Petition for writ of review of opinion and decision after reconsideration of respondent Workmen’s Compensation Appeals Board determining that petitioner’s industrial injury caused no permanent disability.

Question Presented

Was there substantial evidence in the record that petitioner had suffered a prior permanent disability ?

Record

On February 10, 1962, while employed by the City of Sacramento as a street cleaner, petitioner suffered an industrial back injury. Petitioner filed an application for compensation to determine liability for permanent disability, etc. Medical reports were submitted, a hearing had, petitioner’s testimony given and judicial notice taken of the files in two applications for prior industrial injuries.

The referee concluded that petitioner had suffered in the 1962 injury a permanent low back disability which precluded him from heavy work. He found a 39% percent disability, apportioned one-half to a preexisting condition and one-half to the present injury. An award was made accordingly. Upon defendant’s petition for reconsideration respondent appeals board entered its opinion and decision after reconsideration in which it rescinded the prior findings and award and found that the 1962 industrial injury had caused temporary total disability to May 6, 1962, for which petitioner had been fully compensated, and that “it has not been established by a preponderance of the evidence that the injury herein caused any additional permanent disability.” (Italics added.)

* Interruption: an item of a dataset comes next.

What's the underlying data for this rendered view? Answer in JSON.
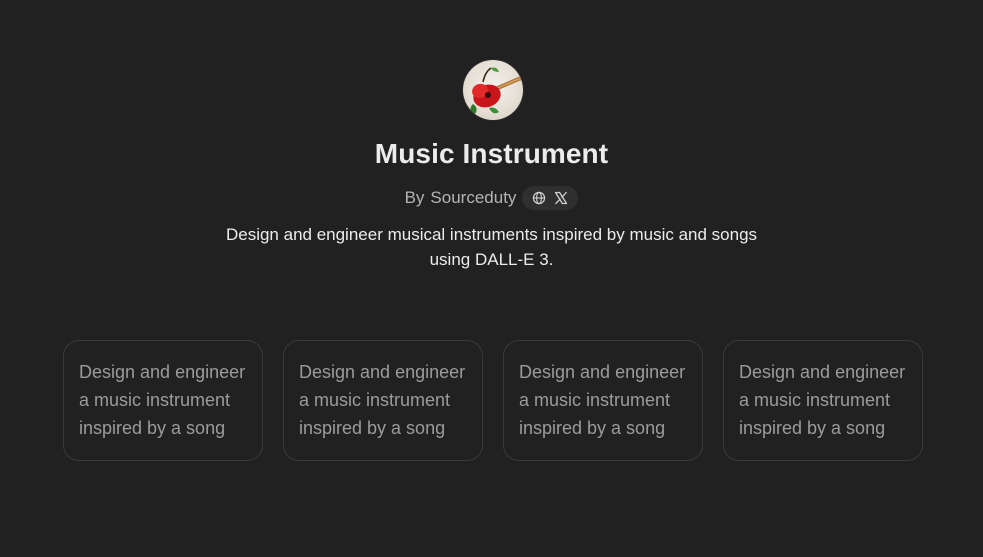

The difficulty with this ruling is that it presumes the existence of a previous permanent disability. At no time prior to the 1962 injury had it been determined that petitioner was suffering from any permanent disability.

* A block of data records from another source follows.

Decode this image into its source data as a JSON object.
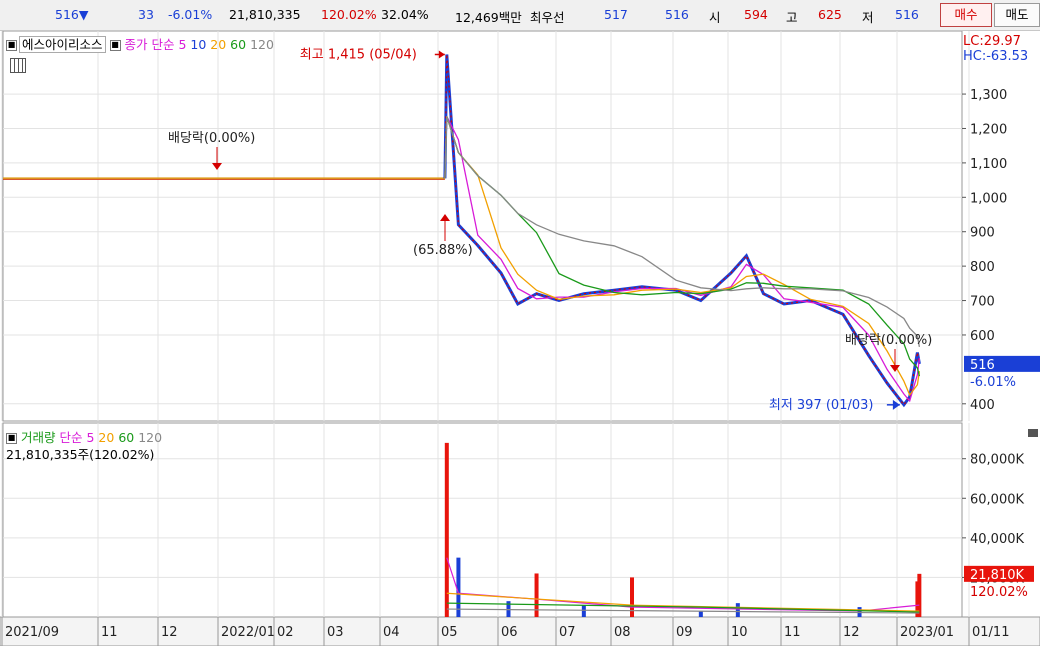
{
  "quote": {
    "price": "516",
    "price_arrow": "▼",
    "change": "33",
    "change_pct": "-6.01%",
    "volume": "21,810,335",
    "volume_ratio": "120.02%",
    "turnover": "32.04%",
    "amount": "12,469백만",
    "best_bid_label": "최우선",
    "best_ask": "517",
    "best_bid": "516",
    "open_label": "시",
    "open": "594",
    "high_label": "고",
    "high": "625",
    "low_label": "저",
    "low": "516",
    "buy_label": "매수",
    "sell_label": "매도"
  },
  "price_panel": {
    "name": "에스아이리소스",
    "ma_label": "종가 단순",
    "ma_periods": [
      "5",
      "10",
      "20",
      "60",
      "120"
    ],
    "ma_colors": [
      "#d81bd8",
      "#1a3fd6",
      "#f2a000",
      "#1a9a1a",
      "#888888"
    ],
    "lc": "LC:29.97",
    "hc": "HC:-63.53",
    "max_label": "최고 1,415 (05/04)",
    "min_label": "최저 397 (01/03)",
    "dividend1": "배당락(0.00%)",
    "dividend2": "배당락(0.00%)",
    "gap_label": "(65.88%)",
    "current_price": "516",
    "current_change": "-6.01%",
    "y_ticks": [
      "1,300",
      "1,200",
      "1,100",
      "1,000",
      "900",
      "800",
      "700",
      "600",
      "400"
    ]
  },
  "volume_panel": {
    "title": "거래량",
    "ma_label": "단순",
    "ma_periods": [
      "5",
      "20",
      "60",
      "120"
    ],
    "ma_colors": [
      "#d81bd8",
      "#f2a000",
      "#1a9a1a",
      "#888888"
    ],
    "current_info": "21,810,335주(120.02%)",
    "current_volume": "21,810K",
    "current_ratio": "120.02%",
    "y_ticks": [
      "80,000K",
      "60,000K",
      "40,000K",
      "20,000K"
    ]
  },
  "x_axis": [
    "2021/09",
    "11",
    "12",
    "2022/01",
    "02",
    "03",
    "04",
    "05",
    "06",
    "07",
    "08",
    "09",
    "10",
    "11",
    "12",
    "2023/01",
    "01/11"
  ],
  "chart_data": [
    {
      "type": "line",
      "title": "에스아이리소스",
      "x": [
        "2021/09",
        "2021/10",
        "2021/11",
        "2021/12",
        "2022/01",
        "2022/02",
        "2022/03",
        "2022/04",
        "2022/05/03",
        "2022/05/04",
        "2022/05/10",
        "2022/05/20",
        "2022/06/01",
        "2022/06/10",
        "2022/06/20",
        "2022/07/01",
        "2022/07/15",
        "2022/08/01",
        "2022/08/15",
        "2022/09/01",
        "2022/09/15",
        "2022/10/01",
        "2022/10/10",
        "2022/10/20",
        "2022/11/01",
        "2022/11/15",
        "2022/12/01",
        "2022/12/15",
        "2022/12/25",
        "2023/01/03",
        "2023/01/06",
        "2023/01/10",
        "2023/01/11"
      ],
      "series": [
        {
          "values": [
            1055,
            1055,
            1055,
            1055,
            1055,
            1055,
            1055,
            1055,
            1055,
            1415,
            920,
            860,
            780,
            690,
            720,
            700,
            720,
            730,
            740,
            730,
            700,
            780,
            830,
            720,
            690,
            700,
            660,
            540,
            460,
            397,
            420,
            549,
            516
          ]
        }
      ],
      "ylim": [
        350,
        1460
      ]
    },
    {
      "type": "bar",
      "title": "거래량",
      "x": [
        "2022/05/04",
        "2022/05/10",
        "2022/06/05",
        "2022/06/20",
        "2022/07/15",
        "2022/08/10",
        "2022/09/15",
        "2022/10/05",
        "2022/12/10",
        "2023/01/10",
        "2023/01/11"
      ],
      "values": [
        88000,
        30000,
        8000,
        22000,
        6000,
        20000,
        3000,
        7000,
        5000,
        18000,
        21810
      ],
      "ylim": [
        0,
        94000
      ]
    }
  ]
}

Thus, if, as it appears, the board considered that petitioner now has a permanent disability, which the record shows did not exist prior to the last injury, it logically follows that the permanent disability is due to that injury.

On December 9, 1952, while working for the City of Sacramento as a garbage collector, petitioner sustained a low back sprain while lifting a garbage can. He recovered satisfactorily and returned to duty on December 22. On December 31, 1952, *304 while lifting a heavy can, he again sprained his back. Apparently well, he was returned to duty on January 20, 1953. In the proceeding before the board resulting from the first injury Dr. Hilding Johnson recommended “because of his frail makeup and small size that he find some other occupation with less physical exertion involved; and it was suggested that he could work at such work as a street sweeper or a park attendant.” After the December 31 injury Dr. Johnson stated: “I would expect similar incidences of back sprain if Mr. Jones continues doing the heavy work required of a garbage man. ’ ’ Petitioner was subsequently transferred to lighter work, street cleaning.

In both of the proceedings resulting from the 1952 injuries, the commission found that petitioner had suffered no permanent disability. The only awards made were for temporary disability.

Petitioner testified in the instant proceeding that, although he had been having back trouble ever since the 1952 injuries, additional complaints had arisen since the 1962 injuries. The medical testimony on this subject was conflicting. However, although the expert testimony given in the 1952 injuries proceeding concluded with recommendations that petitioner should not engage in heavy work, that given at the instant proceeding was that petitioner must not so engage. Thus, the referee found permanent disability.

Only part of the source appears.